What is sometimes confusing for people trying to understand AVCs is that there is no such thing as an AVC fund to correspond with the familiar pension funds one reads about. Essentially AVCs are long-term investments which can avail of full tax relief on pension contributions and are payable on retirement.
Restrictions on AVCs are few. They form part of the 15 per cent of gross salary which is eligible for tax relief if used as pension contributions. One need only ensure that at least one-sixth of eventual benefits are paid for by the employer - a situation unlikely to be breached - and that the benefits do not exceed the Revenue Commissioners' limits. These limits are generous. They allow for a pension of two-thirds of final salary in addition to the State pension and a tax-free lump sum of one-and-a-half times final salary. In addition, the Revenue allows for pension provision for dependants and to take account of inflation in retirement.
Why consider AVCs?
Everyone's pension requirements differ. What might appear to one pension scheme member to be generous financial provision for retirement might not appear sufficient to another, if they have a spouse, children, other dependants, a mortgage or sundry financial commitments to provide for. In deciding whether it is necessary to pay AVCs and what particular benefits should be sought, it is worth asking:
how is my pension likely to relate to my final pay?
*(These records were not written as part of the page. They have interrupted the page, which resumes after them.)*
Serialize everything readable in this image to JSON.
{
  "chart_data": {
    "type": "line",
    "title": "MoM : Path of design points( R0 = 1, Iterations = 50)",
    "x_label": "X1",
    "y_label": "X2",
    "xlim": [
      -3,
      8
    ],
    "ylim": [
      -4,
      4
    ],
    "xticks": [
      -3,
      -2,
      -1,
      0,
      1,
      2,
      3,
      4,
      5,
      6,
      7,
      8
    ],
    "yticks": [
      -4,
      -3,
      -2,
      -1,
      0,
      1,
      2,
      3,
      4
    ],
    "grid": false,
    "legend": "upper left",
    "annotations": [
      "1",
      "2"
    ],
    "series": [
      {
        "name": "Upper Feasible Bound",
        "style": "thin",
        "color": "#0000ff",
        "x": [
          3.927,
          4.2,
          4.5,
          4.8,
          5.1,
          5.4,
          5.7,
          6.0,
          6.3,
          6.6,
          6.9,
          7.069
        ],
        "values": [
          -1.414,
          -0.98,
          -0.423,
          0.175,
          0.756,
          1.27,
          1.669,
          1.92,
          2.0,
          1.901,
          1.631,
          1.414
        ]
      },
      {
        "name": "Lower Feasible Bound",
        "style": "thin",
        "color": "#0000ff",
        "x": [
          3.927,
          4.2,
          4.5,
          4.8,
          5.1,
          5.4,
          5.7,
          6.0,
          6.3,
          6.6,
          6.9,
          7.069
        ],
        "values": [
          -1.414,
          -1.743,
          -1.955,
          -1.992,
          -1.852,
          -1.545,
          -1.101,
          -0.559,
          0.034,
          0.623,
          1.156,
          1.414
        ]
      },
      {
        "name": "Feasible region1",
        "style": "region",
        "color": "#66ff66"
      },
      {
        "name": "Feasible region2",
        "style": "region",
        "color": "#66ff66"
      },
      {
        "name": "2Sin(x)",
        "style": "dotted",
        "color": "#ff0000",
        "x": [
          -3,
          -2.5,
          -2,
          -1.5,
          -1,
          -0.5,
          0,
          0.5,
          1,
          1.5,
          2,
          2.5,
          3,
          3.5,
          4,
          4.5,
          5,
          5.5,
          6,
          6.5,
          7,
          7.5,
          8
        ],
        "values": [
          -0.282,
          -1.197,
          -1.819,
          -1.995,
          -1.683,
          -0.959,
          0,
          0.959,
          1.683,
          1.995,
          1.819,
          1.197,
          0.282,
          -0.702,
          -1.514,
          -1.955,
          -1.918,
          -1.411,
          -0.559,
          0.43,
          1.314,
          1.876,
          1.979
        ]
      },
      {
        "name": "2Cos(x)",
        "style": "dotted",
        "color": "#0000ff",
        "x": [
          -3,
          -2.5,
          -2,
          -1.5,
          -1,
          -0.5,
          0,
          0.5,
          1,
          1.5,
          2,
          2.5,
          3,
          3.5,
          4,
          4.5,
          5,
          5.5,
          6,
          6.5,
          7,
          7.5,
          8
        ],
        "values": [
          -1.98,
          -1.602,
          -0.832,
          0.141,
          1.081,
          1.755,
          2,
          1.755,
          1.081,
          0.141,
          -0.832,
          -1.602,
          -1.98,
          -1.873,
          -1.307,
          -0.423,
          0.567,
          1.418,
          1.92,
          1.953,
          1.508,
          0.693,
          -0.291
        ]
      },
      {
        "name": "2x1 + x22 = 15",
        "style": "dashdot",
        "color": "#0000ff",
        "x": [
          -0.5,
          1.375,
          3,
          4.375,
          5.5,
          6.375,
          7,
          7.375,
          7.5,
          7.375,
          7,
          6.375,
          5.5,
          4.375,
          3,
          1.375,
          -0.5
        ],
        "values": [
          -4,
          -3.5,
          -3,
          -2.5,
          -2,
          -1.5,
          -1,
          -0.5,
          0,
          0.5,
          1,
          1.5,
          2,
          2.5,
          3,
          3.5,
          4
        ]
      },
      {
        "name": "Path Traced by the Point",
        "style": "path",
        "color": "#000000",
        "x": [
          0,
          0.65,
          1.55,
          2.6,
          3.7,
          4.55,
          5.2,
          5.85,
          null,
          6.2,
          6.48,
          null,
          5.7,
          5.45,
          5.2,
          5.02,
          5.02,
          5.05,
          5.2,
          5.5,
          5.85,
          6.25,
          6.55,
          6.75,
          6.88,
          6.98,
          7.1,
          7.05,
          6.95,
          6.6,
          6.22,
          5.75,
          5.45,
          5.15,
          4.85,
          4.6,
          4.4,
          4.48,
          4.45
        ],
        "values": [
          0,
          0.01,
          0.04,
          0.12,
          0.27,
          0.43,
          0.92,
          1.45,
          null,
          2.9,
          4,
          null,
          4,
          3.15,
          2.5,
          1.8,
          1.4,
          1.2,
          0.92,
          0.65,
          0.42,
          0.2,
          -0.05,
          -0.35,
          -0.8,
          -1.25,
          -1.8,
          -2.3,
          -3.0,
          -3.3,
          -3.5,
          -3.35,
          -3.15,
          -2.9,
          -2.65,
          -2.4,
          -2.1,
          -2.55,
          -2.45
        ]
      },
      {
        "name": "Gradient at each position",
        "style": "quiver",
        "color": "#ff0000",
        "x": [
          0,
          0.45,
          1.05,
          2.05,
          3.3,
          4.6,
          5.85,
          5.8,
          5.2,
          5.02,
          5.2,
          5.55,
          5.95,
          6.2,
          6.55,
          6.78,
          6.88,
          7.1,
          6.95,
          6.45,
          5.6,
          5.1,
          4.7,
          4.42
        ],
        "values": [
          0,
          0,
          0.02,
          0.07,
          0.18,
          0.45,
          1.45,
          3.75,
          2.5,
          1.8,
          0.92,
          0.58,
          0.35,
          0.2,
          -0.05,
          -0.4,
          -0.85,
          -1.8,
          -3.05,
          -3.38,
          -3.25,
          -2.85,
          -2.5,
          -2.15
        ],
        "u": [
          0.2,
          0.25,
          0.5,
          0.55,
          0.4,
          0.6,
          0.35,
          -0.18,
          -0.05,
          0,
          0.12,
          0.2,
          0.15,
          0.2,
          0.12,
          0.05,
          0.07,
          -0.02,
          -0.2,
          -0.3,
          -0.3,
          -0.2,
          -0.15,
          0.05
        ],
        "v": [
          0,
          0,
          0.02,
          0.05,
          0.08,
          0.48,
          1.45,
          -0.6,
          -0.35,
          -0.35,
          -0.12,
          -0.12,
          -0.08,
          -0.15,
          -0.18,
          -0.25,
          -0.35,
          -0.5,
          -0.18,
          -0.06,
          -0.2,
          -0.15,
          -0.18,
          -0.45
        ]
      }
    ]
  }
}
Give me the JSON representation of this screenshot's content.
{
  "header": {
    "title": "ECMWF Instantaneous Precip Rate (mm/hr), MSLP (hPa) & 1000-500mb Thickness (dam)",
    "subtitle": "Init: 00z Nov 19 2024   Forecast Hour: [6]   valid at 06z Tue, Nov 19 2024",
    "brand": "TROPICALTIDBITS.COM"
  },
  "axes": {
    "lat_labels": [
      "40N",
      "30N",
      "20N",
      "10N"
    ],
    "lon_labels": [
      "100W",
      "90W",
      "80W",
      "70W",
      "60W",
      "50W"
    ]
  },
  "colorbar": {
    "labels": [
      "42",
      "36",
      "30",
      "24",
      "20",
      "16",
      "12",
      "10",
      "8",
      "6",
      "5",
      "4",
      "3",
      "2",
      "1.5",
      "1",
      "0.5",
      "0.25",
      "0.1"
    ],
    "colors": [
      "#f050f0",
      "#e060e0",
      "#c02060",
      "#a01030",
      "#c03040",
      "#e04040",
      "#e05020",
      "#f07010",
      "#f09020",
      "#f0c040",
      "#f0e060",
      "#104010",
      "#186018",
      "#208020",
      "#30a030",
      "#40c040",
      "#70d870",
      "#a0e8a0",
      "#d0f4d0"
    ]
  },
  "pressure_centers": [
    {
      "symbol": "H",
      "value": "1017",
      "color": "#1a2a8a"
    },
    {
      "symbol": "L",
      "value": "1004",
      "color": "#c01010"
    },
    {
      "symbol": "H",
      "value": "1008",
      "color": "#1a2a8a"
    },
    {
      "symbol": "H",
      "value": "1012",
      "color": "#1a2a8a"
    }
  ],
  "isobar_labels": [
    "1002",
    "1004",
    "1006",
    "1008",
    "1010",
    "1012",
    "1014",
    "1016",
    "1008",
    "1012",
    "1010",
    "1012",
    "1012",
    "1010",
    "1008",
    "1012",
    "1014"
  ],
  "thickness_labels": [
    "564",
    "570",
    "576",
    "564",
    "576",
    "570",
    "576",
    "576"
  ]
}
what pension will be left over if and when I take a lump sum on retirement?
who are my dependants and how will they be provided for on my death - either in service or after retirement - and can I improve that provision?
what cost of living increases can I expect to receive on my pension after retirement and should I aim to make extra provision?
what is my pension position if I have to retire early due to ill health and can that position be improved?
Only on the basis of answers to these questions can AVCs be efficiently targeted at particular benefits.
Getting advice
As with most financial investments, it is worth getting good advice when choosing how to invest AVCs. Talk to a pensions consultant, not forgetting to ascertain whether they are tied agents or independent and what fees and charges they make.
It is worth noting that, recently, the lion's share of AVCs have been invested in defined contribution plans (85 per cent) rather than defined benefit plans. The former have the advantage that they are more flexible for the plan purchaser who can move funds around at various stages to maximise risk or security depending on priorities. The latter remove the element of risk and let you know exactly what benefits you are buying?
One thing to remember about AVCs is that, like ordinary pension fund contributions, they will be locked into the scheme until they are paid out in benefits.